Chairman of Straits Exchange Foundation (acting)
- In office 20 May 2016 – 12 September 2016
- Preceded by: Lin Join-sane
- Succeeded by: Tien Hung-mao

Vice Minister of Science and Technology
- In office 3 March 2014 – September 2017
- Minister: Chang San-cheng Lin Yi-bing (acting) Shyu Jyuo-min Yang Hung-duen Chen Liang-gee
- Deputy: Chiu Jeng-jiann, Tsai Mi-ching
- Succeeded by: Tsou Yu-han

Personal details
- Education: National Chung Hsing University (LLB) Chinese Culture University (LLM, PhD)

= Chen Ter-shing =

Taiwanese politician

Chen Ter-shing (陳德新 (Chén Déxīn)) is a Taiwanese lawyer.

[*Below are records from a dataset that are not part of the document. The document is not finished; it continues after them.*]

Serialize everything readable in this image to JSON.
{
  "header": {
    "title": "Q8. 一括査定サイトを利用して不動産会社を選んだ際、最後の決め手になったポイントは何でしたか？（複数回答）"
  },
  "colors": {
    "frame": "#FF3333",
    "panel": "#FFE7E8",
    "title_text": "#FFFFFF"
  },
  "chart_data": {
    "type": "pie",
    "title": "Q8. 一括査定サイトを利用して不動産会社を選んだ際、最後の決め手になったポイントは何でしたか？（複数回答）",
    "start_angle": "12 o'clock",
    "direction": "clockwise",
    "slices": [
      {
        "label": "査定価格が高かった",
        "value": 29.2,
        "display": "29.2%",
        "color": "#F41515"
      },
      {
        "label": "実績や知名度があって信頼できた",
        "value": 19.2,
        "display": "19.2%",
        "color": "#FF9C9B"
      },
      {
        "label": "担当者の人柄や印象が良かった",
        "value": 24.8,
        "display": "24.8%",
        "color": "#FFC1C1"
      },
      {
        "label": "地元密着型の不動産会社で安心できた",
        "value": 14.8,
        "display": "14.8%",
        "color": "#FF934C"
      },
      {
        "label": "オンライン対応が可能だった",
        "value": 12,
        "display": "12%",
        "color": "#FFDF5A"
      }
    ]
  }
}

He was the Vice Minister of Science and Technology in 2014–2017.

==Education==
Chen graduated from National Chung Hsing University with a Bachelor of Laws (LL.B.) in 1974. He then earned a Master of Laws (LL.M.) in 1976 and a Ph.D. in law in 1994, both from Chinese Culture University.

==Early career==
Chen passed the civil service senior examination for legal affairs in 1975 and special civil service level A examination for legal affairs in 1988.